According to the Charter of the United Nations, the Secretary-General is appointed by the General Assembly on the recommendation of the Security Council. The Secretary-General is described by the Charter as the "chief administrative officer" of this organization; but his or her role includes not only administering the United Nation Secretariat, but also speaking out on global issues and using his or her good offices to mediate disputes.
UN Secretaries-General normally spend two terms in office; however sometimes they will serve only one if there is significant member state disapproval of their performance. Such is what happened to Boutros Boutros-Ghali.

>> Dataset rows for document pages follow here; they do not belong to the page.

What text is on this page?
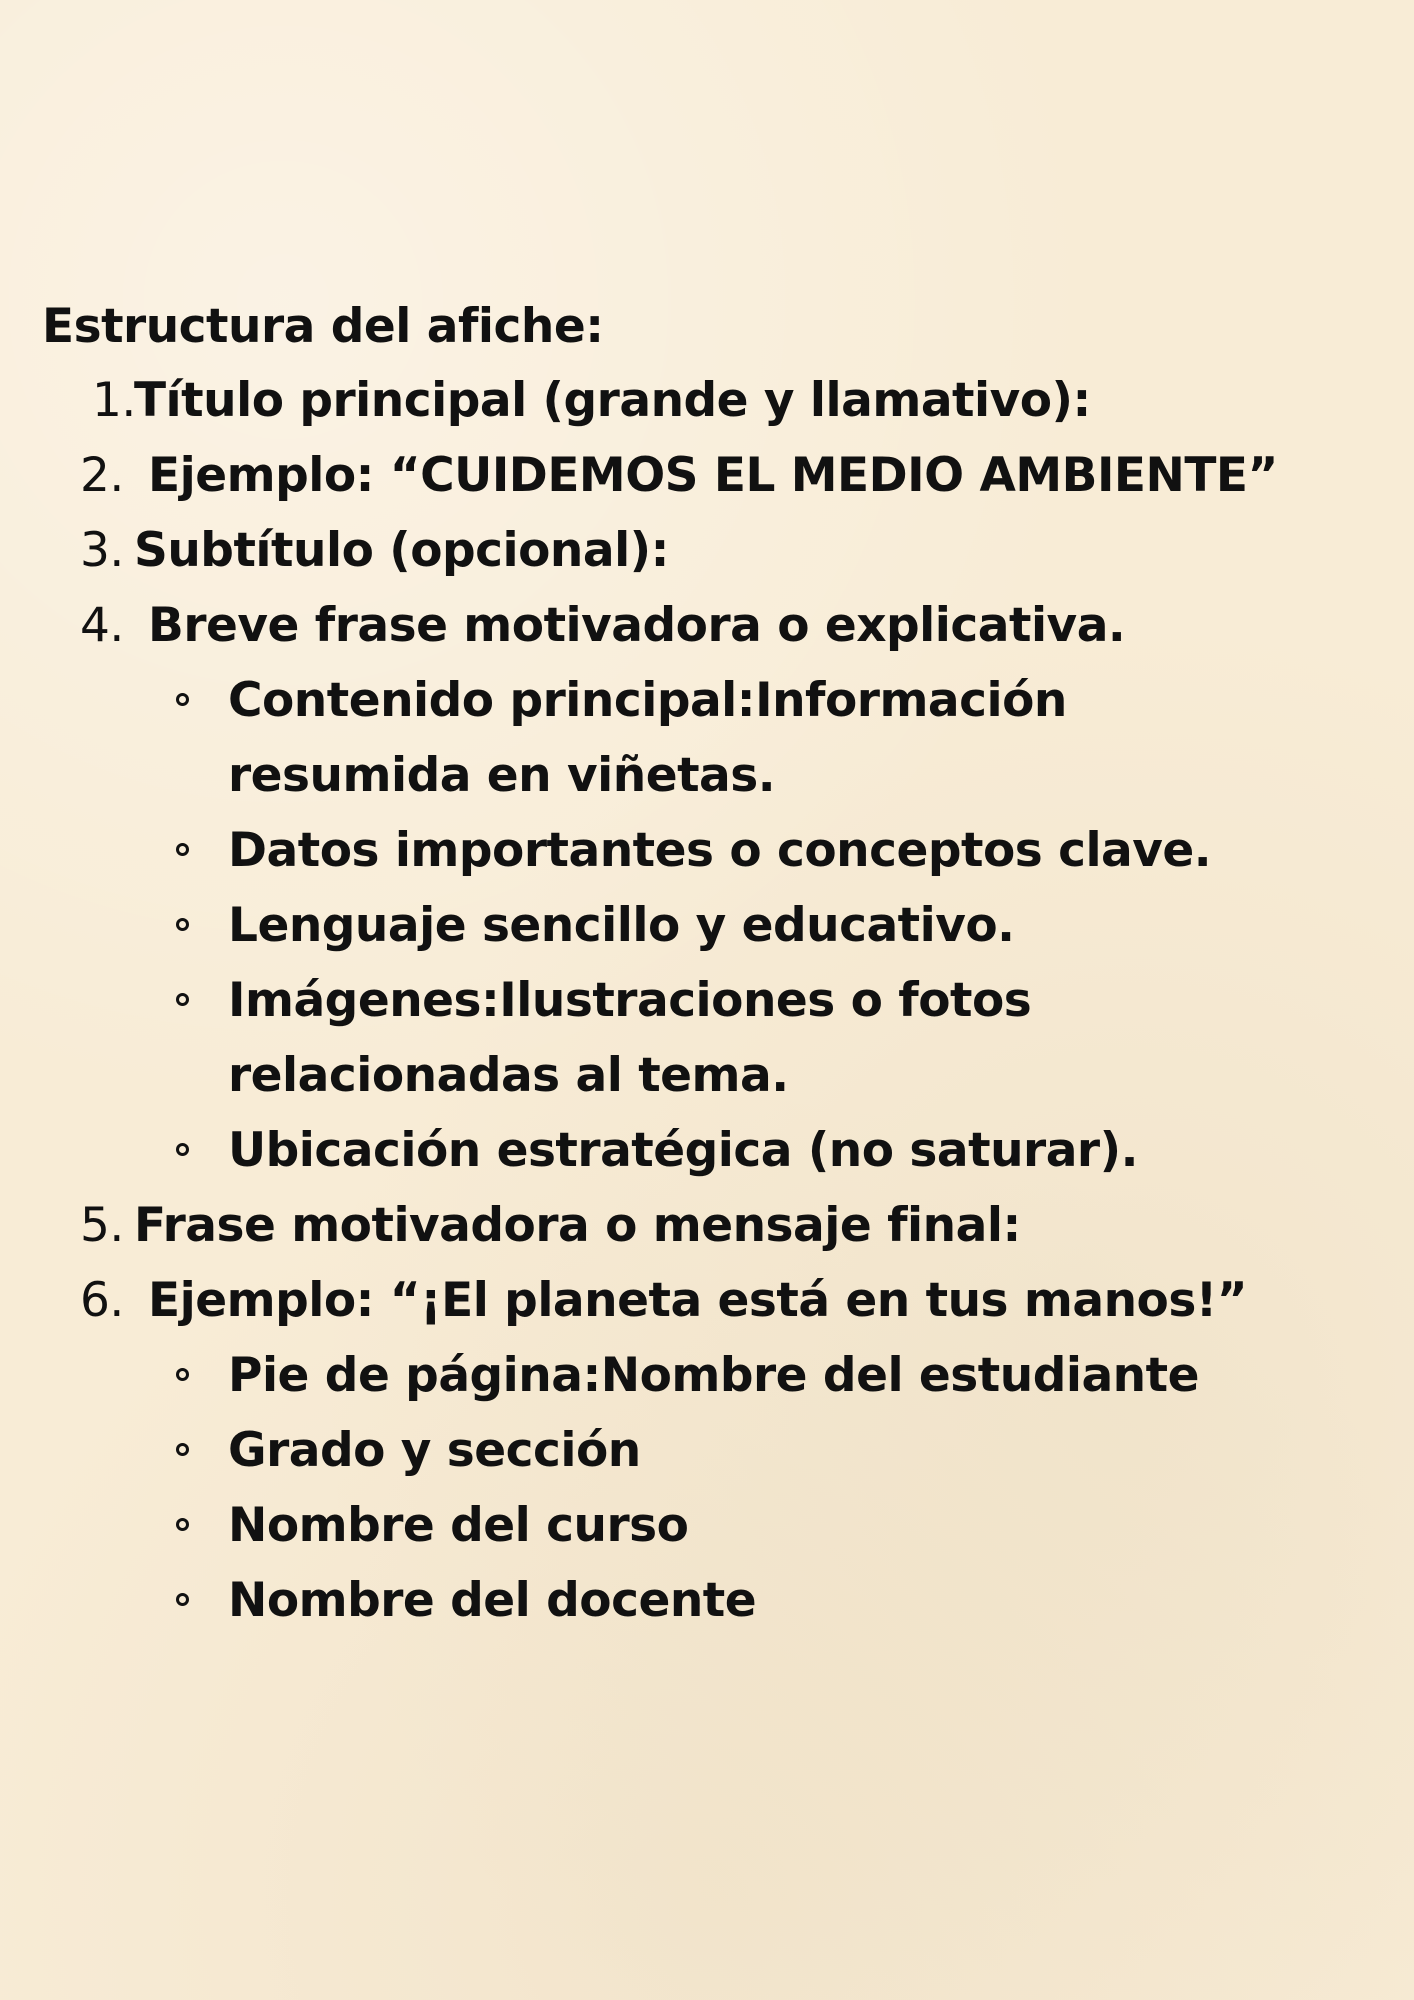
Estructura del afiche:
1.
Título principal (grande y llamativo):
2. Ejemplo: “CUIDEMOS EL MEDIO AMBIENTE”
3. Subtítulo (opcional):
4. Breve frase motivadora o explicativa.
Contenido principal:Información
resumida en viñetas.
Datos importantes o conceptos clave.
Lenguaje sencillo y educativo.
Imágenes:Ilustraciones o fotos
relacionadas al tema.
Ubicación estratégica (no saturar).
5. Frase motivadora o mensaje final:
6. Ejemplo: “¡El planeta está en tus manos!”
Pie de página:Nombre del estudiante
Grado y sección
Nombre del curso
Nombre del docente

The position of UN Secretary-General is supposed to rotate by geographic region; but that rule is often broken. Since Boutros Boutros-Ghali served only one term, his successor (Kofi Annan) had to come from Africa as well. But when Kofi Annan had finished his first term, the position should have gone to an Asian. But the member states have been very impressed with Kofi Annan's performance, and so they appointed him to a second term anyway.
- Trygve Lie (Norway), February 1946 to his resignation in November 1952.
- Dag Hammarskjöld (Sweden), April 1953 until his death in a plane crash in Congo September 1961;
- U Thant (Burma, now Myanmar), acting Secretary-General November 1961 and Secretary-General November 1962 to December 1971;
- Kurt Waldheim (Austria), January 1972 to December 1981;
- Javier Pérez de Cuéllar (Peru), January 1982 to December 1991;
- Boutros Boutros-Ghali (Egypt), January 1992 to December 1996.
- Kofi Annan (Ghana), January 1997 to present.